Operator escalation: when humans need to take over from the agent

The hardest decision in agent design is when the agent stops and a human takes over. Too early and you have not automated anything. Too late and the agent makes a decision a human should have made. This post documents the escalation matrix every DPL engagement ships with at pilot stage.

Four escalation triggers

Escalation is not a single threshold. It is four independent triggers, any of which routes the case to a human queue.

Confidence threshold: every agent decision carries a self-reported confidence score (or a derived one based on log-probs, retrieval relevance, or eval-suite proximity). Below a workflow-specific threshold (typically 0.65 for high-stakes, 0.45 for low-stakes), the case routes to operator review. The threshold is tunable post-launch as you accumulate operator decisions on the borderline cases.

Sensitivity tags: certain input attributes auto-route regardless of confidence. A customer ticket from a Tier-1 account, an invoice over a dollar threshold, a contract with a non-standard clause, any payment-related action. The tag list is workflow-specific and gets written in the pilot scope document.

Cost ceiling: if a single agent decision is about to consume more than $X in tokens or trigger more than Y tool calls, escalate. Catches runaway loops and unusually complex requests that should have a human eye before commit.

Sentiment triggers: in any workflow that touches direct customer communication, a sentiment classifier runs on the conversation. Negative sentiment crossing a threshold routes the case to a human reply, not an agent-drafted one. The thresholds are tuned per workflow.

The escalation queue

When any trigger fires, the case lands in an operator queue. The queue is not a Slack channel (operators miss things) or an email (no SLA). It is a structured workflow with three properties.

Acknowledged-within-N-minutes. The SLA is documented per workflow. Typical: 30-60 minutes during business hours, 4-12 hours outside business hours. Cases that exceed the acknowledgment SLA auto-escalate to a named on-call person.

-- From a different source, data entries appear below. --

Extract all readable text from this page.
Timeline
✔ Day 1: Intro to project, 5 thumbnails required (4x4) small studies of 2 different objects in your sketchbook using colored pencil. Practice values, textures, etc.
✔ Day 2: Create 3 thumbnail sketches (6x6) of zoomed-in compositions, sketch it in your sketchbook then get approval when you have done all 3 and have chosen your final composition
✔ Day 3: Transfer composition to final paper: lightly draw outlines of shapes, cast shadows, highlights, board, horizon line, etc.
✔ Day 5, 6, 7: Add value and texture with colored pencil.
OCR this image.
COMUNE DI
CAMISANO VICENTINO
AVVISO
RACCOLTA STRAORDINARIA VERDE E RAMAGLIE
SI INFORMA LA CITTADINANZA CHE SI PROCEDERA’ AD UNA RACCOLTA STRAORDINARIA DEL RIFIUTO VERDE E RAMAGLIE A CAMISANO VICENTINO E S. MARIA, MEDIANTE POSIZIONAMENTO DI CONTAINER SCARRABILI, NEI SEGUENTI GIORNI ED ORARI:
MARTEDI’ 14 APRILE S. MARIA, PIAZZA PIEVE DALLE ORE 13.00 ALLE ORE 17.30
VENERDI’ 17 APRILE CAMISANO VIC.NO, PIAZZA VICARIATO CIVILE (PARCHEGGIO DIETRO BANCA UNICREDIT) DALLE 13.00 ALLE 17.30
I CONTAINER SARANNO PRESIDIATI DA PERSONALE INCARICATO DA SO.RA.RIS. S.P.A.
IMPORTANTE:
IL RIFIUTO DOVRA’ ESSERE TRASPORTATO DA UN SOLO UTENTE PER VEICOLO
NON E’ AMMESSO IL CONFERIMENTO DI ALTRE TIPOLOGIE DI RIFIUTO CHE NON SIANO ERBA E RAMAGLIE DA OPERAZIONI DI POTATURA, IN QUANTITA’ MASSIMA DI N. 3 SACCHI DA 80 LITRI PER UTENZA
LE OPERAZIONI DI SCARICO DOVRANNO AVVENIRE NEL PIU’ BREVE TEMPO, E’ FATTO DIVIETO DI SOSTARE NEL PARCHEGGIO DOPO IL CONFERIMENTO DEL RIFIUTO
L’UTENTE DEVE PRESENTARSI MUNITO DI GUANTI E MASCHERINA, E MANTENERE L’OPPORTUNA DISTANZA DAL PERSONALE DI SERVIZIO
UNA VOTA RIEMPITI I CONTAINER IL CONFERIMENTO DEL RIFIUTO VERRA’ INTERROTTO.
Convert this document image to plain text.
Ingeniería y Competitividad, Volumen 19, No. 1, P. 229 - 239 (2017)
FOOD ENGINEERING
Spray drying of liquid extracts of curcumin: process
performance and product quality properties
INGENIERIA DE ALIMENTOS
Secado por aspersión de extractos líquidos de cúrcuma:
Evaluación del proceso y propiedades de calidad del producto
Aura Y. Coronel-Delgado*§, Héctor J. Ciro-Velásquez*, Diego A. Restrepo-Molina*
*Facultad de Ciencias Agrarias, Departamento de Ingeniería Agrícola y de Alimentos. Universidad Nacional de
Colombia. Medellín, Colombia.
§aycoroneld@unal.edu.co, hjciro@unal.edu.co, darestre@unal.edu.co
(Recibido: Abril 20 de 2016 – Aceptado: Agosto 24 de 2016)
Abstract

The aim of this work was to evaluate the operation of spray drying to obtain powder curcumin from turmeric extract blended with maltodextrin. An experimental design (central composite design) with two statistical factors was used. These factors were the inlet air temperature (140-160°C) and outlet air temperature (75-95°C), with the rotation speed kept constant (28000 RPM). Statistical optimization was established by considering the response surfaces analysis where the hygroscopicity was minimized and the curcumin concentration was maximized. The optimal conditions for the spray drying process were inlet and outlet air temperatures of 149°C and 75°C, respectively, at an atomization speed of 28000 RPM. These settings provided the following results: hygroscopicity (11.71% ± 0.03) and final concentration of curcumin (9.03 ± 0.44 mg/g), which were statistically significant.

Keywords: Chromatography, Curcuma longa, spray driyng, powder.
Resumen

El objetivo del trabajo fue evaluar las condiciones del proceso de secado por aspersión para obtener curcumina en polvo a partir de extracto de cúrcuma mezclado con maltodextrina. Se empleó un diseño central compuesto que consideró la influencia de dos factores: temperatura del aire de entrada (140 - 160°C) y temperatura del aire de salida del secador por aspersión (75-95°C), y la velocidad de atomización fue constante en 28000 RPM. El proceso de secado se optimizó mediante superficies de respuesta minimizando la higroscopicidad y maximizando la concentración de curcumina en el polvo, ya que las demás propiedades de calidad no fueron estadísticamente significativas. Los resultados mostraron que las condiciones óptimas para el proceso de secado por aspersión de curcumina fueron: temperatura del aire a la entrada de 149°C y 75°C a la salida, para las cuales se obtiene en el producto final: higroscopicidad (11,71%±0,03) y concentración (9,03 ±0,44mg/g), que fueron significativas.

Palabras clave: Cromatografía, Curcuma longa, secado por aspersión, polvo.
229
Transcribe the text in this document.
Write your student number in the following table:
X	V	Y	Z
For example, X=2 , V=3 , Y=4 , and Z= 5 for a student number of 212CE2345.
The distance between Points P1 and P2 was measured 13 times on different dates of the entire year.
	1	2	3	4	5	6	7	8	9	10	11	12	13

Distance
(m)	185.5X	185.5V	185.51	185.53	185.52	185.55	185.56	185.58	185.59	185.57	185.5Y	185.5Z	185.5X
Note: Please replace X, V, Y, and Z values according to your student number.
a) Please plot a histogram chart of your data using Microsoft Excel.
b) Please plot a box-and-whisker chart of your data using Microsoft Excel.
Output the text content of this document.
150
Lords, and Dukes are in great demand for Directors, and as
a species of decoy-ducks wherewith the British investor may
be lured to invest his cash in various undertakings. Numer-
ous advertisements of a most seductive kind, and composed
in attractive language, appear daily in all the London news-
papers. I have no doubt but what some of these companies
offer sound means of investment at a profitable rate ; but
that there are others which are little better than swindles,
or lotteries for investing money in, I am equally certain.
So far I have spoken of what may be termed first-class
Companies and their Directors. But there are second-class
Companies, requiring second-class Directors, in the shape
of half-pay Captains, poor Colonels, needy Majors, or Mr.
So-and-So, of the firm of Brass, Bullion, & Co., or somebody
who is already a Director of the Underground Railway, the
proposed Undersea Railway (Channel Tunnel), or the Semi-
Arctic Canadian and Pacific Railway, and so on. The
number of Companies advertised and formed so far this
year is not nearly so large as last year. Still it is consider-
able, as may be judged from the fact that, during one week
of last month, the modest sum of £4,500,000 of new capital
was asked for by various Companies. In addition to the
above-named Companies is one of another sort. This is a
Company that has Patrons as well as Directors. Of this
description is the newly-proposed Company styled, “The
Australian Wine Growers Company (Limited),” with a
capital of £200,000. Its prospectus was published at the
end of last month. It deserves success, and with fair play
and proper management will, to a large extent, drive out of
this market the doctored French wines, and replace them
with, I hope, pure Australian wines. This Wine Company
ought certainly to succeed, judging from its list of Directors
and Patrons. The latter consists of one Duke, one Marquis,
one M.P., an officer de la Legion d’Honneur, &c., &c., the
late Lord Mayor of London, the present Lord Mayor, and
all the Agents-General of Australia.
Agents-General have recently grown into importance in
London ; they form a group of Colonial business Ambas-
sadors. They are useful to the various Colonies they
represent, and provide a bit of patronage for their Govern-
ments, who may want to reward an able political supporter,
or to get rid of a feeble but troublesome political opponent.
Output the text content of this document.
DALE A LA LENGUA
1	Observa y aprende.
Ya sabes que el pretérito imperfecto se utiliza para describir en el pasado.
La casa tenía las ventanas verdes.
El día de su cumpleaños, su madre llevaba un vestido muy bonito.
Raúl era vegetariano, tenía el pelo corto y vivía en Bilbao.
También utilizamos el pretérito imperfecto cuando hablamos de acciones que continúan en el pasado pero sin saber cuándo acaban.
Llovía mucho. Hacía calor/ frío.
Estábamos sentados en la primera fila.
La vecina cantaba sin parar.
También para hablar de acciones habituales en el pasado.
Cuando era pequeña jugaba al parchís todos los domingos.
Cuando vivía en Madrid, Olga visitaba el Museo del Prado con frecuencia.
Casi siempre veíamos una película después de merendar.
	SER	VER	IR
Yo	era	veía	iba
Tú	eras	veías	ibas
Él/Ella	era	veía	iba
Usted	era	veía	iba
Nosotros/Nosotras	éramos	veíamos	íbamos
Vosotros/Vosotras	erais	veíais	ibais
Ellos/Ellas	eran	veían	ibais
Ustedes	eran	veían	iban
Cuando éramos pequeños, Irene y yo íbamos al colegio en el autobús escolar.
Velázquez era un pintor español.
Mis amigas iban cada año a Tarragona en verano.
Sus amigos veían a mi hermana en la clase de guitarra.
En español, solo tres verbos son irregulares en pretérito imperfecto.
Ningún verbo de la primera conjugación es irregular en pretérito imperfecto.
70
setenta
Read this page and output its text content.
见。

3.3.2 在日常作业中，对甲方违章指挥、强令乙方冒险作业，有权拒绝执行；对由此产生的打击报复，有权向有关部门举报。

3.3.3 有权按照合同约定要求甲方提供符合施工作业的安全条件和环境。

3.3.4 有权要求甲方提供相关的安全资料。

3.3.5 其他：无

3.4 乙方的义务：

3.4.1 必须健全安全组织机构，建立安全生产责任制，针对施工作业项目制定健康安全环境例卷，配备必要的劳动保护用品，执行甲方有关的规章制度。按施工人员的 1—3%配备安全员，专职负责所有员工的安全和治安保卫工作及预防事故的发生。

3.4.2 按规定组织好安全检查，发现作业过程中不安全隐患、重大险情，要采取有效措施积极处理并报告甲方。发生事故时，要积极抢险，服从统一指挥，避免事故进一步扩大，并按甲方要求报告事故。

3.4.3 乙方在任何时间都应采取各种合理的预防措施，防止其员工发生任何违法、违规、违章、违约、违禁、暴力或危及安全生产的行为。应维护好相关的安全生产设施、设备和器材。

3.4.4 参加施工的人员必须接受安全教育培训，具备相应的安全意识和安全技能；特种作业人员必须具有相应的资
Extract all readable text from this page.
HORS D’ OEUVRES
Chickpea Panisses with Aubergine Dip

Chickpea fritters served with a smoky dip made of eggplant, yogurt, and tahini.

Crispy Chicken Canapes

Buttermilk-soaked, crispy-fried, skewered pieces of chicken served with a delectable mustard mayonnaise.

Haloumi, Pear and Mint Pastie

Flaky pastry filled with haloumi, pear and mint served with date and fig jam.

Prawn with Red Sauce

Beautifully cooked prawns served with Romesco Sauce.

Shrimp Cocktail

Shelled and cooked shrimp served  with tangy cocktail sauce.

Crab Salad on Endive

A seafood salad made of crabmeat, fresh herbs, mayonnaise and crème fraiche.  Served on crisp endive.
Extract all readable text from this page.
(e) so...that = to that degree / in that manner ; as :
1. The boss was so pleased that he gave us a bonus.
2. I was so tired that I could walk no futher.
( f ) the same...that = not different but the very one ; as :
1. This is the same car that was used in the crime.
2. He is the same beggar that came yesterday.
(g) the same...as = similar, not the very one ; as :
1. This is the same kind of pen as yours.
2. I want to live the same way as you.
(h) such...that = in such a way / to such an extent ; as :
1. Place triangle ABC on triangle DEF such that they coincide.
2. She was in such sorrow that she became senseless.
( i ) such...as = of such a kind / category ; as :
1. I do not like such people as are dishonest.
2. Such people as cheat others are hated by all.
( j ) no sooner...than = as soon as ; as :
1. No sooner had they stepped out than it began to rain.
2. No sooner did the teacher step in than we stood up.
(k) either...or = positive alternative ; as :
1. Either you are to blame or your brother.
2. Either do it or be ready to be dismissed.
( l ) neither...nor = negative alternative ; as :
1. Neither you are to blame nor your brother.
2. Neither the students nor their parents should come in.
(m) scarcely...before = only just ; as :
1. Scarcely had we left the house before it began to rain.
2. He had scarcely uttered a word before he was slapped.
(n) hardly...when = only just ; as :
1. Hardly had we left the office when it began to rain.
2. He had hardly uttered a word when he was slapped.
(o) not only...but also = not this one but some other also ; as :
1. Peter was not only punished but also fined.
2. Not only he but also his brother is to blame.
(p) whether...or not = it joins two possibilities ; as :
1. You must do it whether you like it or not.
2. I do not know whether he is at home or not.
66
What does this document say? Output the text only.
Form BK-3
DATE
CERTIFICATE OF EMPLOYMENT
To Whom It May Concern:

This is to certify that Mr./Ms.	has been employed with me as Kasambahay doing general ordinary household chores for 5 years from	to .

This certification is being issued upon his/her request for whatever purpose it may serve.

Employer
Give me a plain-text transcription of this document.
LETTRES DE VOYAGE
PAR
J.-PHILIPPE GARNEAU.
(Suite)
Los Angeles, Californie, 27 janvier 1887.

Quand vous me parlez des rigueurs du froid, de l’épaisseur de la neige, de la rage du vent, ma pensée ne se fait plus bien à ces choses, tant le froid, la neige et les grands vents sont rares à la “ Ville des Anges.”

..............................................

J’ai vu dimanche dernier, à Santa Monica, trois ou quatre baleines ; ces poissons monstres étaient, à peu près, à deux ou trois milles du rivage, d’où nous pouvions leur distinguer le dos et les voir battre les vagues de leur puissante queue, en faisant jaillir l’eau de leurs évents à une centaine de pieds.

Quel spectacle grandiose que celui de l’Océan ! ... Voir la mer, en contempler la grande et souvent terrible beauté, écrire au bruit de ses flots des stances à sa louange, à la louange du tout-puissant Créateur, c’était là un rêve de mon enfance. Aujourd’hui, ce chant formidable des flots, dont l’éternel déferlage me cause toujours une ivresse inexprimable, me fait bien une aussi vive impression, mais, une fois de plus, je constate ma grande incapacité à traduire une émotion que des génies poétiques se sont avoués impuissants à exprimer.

Operator-decides-and-records. The operator does not just respond to the user. They record the decision back to the agent's training data. Future similar cases will benefit from this human label.

Closed-with-attribution. Every escalation gets closed with a one-line reason. Categories include: false-positive escalation (agent could have handled), agent-mistake-caught (agent would have erred), edge-case-confirmed (operator confirmed a new pattern), policy-override (operator chose differently than policy suggested).

The escalation budget

A well-tuned agent escalates 3-12% of cases depending on workflow stakes. Below 3% you are probably under-escalating and missing the edge cases the agent should be flagging. Above 12% you are probably under-trained or your thresholds are too aggressive.

The escalation rate is reviewed weekly. Trending up means drift; trending down means the agent is improving or the thresholds drifted too lax. Neither is automatically good or bad; the operator notes provide the context.

What operators actually do during escalation

Three patterns account for 95% of escalation work.

Direct decision: the operator looks at the case, makes the decision the agent could not, executes it through the same tools the agent would have used. Time per case: 2-8 minutes for typical workflows.

Disambiguation: the operator asks the user one clarifying question, then either takes the decision or hands back to the agent with the clarification appended. Time per case: 4-10 minutes including the back-and-forth.

Policy update: the operator decides the current escalation pattern indicates a policy gap. They write a short update to the workflow's policy doc and the next eval-suite update incorporates it. Time: variable, but the policy update applies forward to all similar future cases.

The SLA you commit to in writing

Every DPL retainer documents three numbers per workflow.

Acknowledgment SLA: when an escalation enters the queue, how long before an operator picks it up.

Resolution SLA: how long from acknowledgment to the user-visible outcome.

Escalation-of-escalation SLA: if the assigned operator does not acknowledge in N minutes, who gets paged and how.

These are not nice-to-have; they are the contract. A workflow without written SLAs on these three numbers is not a production deployment.

The takeaway

Operator backstop is not a fallback. It is a designed feature that catches what the agent should not handle alone. Every DPL engagement gets the escalation matrix written before code ships. If you have a production agent without one, a recovery diagnosis scopes it in week 1 of the audit.